Firstly, Varnish will be put in place. I don’t know of a way to load-test against 500,000 requests (if you do, please comment!), but I can at least watch performance metrics and compare them to how the site scales now.

Speaking of, I’m going to start collecting performance metrics. Right now, the page loads entirely in 4.95 seconds. I know that because I have Firebug installed in Firefox, and I just checked it. That’s the kind of stat I should be monitoring and recording so I can watch it over time. So I’m going to start doing things like that, too.

Anyway, that’s enough post mortem for a blog server, I suppose. Thanks to all of my readers (old and new). Hopefully we’ll have that problem again in the future!

  • For load testing, you might want to check out browsermob. Now, I wouldn’t pay for 500k simulated hits, but smaller slices are affordable.

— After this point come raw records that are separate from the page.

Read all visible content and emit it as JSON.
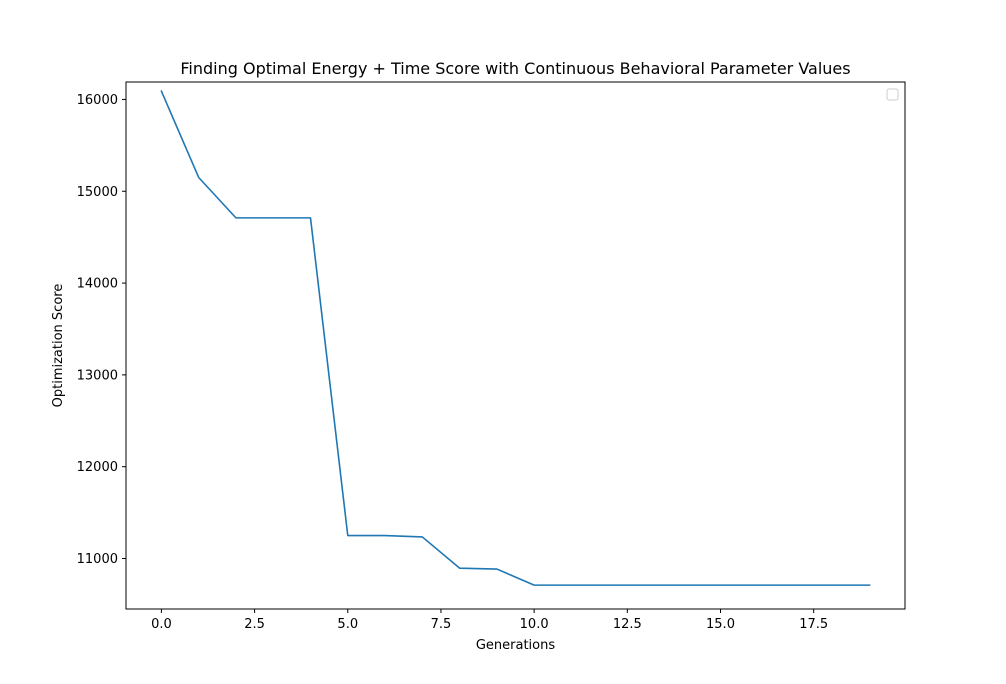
{
  "chart_data": {
    "type": "line",
    "title": "Finding Optimal Energy + Time Score with Continuous Behavioral Parameter Values",
    "xlabel": "Generations",
    "ylabel": "Optimization Score",
    "xlim": [
      -0.95,
      19.95
    ],
    "ylim": [
      10450,
      16190
    ],
    "xticks": [
      0.0,
      2.5,
      5.0,
      7.5,
      10.0,
      12.5,
      15.0,
      17.5
    ],
    "xtick_labels": [
      "0.0",
      "2.5",
      "5.0",
      "7.5",
      "10.0",
      "12.5",
      "15.0",
      "17.5"
    ],
    "yticks": [
      11000,
      12000,
      13000,
      14000,
      15000,
      16000
    ],
    "ytick_labels": [
      "11000",
      "12000",
      "13000",
      "14000",
      "15000",
      "16000"
    ],
    "grid": false,
    "legend": "top-right",
    "series": [
      {
        "color": "#1f77b4",
        "x": [
          0,
          1,
          2,
          3,
          4,
          5,
          6,
          7,
          8,
          9,
          10,
          11,
          12,
          13,
          14,
          15,
          16,
          17,
          18,
          19
        ],
        "y": [
          16090,
          15150,
          14710,
          14710,
          14710,
          11250,
          11250,
          11235,
          10895,
          10885,
          10710,
          10710,
          10710,
          10710,
          10710,
          10710,
          10710,
          10710,
          10710,
          10710
        ]
      }
    ]
  }
}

  • Wyatt: Cool, thanks for the tip. I’ll check them out!

  • Alex

    Matt, I actually strongly recommend against Varnish. It’s not a bad caching engine, don’t get me wrong, but there are better utilities and methods out there. As I’m sure you can see my attached E-Mail to this comment, send me an E-Mail and I’ll help you out with this. I have a lot of experience handling extremely high traffic, and it’s actually much trickier than slapping Varnish in front of your application if you want it to correctly scale and handle traffic surges.

    I will admit, though, CloudFlare is a very good first step. Kudos for jumping on that before a problem arose. A proactive–as opposed to a reactive–sysadmin is a good sysadmin.

  • James

    For stress testing, siege allows you to pick a URL and have it hit repeatedly for a designated number of seconds.

    Homepage: http://www.joedog.org/index/siege-home

    For me, I use Ubuntu server and just installed it out of the standard repos.

  • I know it’s become something I harp on about, but you really can’t beat static generated sites for coping with load, particularly if you shove a service like CloudFlare in front of it.

    I switched my site across from WordPress to Octopress (Ruby/Jekyll based), using Disqus for comments (so it’s just client side javascript execution.) I don’t have that many blogs so whilst a script I found did the bulk of the heavy lifting converting WordPress output to markdown language, I didn’t waste time trying to script the manual tweaks each blog required. I’ve since seen others that have shifted large wordpress archives across in entirely automated fashions after they wrote / fixed / tweaked scripts. Site loading times have plummeted drastically, even under load (tested with Siege mentioned by James, using between 20 and 50 concurrent users)

  • Chris Snell

    Again, if you’re looking for testing large amounts of traffic, you can look at traffic generation tools from Ixia and Spirent, but I’m suspecting you don’t want to shell out the $$ those companies will ask.

  • Nope, I’ve just about resigned myself to having to write compelling content that my readers want to share. Damnit.

  • algrym

    I’m very, very sorry … but it was a great article. :)

    For what its worth, I’ve been there.

  • @algrym: Hey, you keep on submitting anything you want!